During a press conference in Albany, state Health Commissioner Mary Bassett also revealed that the BA.2 variant detected in January makes up about 42 percent of coronavirus cases in New York.
“At this point … we don’t expect to see a surge in cases in New York State,” she told reporters, as she encouraged New Yorkers to receive their booster doses. “It has been rising over the past couple months, but we haven’t seen the kind of rate of growth … that we’ve seen in the U.K.”
Bassett’s forecast mirrors that of Dr. Anthony Fauci, who said Sunday that the new BA.2 Omicron subvariant may cause an “increase” in US cases as it becomes the dominant strain of the virus, but the jump shouldn’t be as dramatic as previous surges.
Health officials internationally have been monitoring a new Omicron subvariant that has been found in dozens of countries across the globe. BA.2 — which does not appear to be more severe than the original BA.1 but is more transmissible and more able to reinfect people — is one of at least four sublineages of Omicron that has been detected.
On Monday afternoon. Gov. Kathy Hochul vowed to continue closely monitoring trends in COVID-19 data as the pandemic enters a “new phase.”
“We’ve never taken our foot off the gas when it comes to our preparedness for dealing with this pandemic,” she said. “We’re in a new phase.
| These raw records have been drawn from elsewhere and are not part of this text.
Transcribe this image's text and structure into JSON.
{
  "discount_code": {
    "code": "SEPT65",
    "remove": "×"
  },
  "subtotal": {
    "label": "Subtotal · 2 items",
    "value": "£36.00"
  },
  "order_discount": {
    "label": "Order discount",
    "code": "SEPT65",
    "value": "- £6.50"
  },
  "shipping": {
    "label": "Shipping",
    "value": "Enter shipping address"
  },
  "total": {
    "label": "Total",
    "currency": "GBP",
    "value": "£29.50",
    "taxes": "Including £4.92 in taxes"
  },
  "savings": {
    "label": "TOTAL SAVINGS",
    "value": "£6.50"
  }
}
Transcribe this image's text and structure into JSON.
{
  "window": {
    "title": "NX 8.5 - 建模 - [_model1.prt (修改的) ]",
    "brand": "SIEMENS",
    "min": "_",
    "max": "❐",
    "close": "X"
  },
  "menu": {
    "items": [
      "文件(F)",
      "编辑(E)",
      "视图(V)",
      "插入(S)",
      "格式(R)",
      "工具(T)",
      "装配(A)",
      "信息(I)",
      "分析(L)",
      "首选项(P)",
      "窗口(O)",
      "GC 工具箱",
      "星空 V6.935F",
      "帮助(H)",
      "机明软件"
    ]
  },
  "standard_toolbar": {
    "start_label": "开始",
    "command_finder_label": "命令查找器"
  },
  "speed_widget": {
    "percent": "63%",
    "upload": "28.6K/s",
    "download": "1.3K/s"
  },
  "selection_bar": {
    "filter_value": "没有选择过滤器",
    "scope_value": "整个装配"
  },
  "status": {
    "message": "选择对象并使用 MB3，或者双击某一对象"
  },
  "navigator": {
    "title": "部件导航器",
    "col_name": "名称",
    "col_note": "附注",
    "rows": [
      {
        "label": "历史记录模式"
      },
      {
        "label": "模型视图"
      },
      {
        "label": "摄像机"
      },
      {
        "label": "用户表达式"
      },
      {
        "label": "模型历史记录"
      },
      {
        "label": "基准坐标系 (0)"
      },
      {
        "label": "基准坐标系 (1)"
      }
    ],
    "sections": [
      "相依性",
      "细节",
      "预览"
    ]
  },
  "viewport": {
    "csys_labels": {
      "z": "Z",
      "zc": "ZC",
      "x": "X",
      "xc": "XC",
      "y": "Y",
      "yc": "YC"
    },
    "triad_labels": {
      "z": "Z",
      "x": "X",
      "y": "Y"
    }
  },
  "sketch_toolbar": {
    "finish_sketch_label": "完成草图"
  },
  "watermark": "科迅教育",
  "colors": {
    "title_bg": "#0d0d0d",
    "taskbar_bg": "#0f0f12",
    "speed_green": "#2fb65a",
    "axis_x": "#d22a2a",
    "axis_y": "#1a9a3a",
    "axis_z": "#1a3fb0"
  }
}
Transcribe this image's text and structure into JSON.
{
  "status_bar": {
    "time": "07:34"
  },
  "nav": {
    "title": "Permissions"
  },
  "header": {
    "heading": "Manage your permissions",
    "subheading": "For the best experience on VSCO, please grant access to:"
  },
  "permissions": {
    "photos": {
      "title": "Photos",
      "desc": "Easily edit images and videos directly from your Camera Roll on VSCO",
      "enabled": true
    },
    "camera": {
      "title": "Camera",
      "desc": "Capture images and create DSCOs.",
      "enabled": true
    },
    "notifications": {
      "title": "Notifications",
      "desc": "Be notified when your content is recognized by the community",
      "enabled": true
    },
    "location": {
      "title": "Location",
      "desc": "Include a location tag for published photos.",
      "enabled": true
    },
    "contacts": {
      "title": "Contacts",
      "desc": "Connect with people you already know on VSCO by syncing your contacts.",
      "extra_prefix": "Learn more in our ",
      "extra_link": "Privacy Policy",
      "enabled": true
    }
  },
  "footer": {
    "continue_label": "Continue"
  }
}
We’ve been adapting to the circumstances and reopening in a way that I still believe should continue.”
“I don’t anticipate a wave, I don’t anticipate a surge, but we have to be ready for anything,” the governor added later in the news conference.
The COVID-19 update comes as New York will soon surpass 70,000 deaths from COVID-19, after the Center for Disease Control reported 69,967 deaths in the Empire State as of Friday. It also comes after Hochul announced Saturday that COVID-19 fell to the single digits in New York and hospitalizations hit the lowest number since Aug. 3, as New York City and state have recently removed coronavirus-related vaccine and masking rules.
The New York State coronavirus positivity rate on Monday was 2 percent — down from 23 percent in January amid the winter Omicron surge — Hochul said. The seven-day average on Sunday of 1.87 percent, according to state data.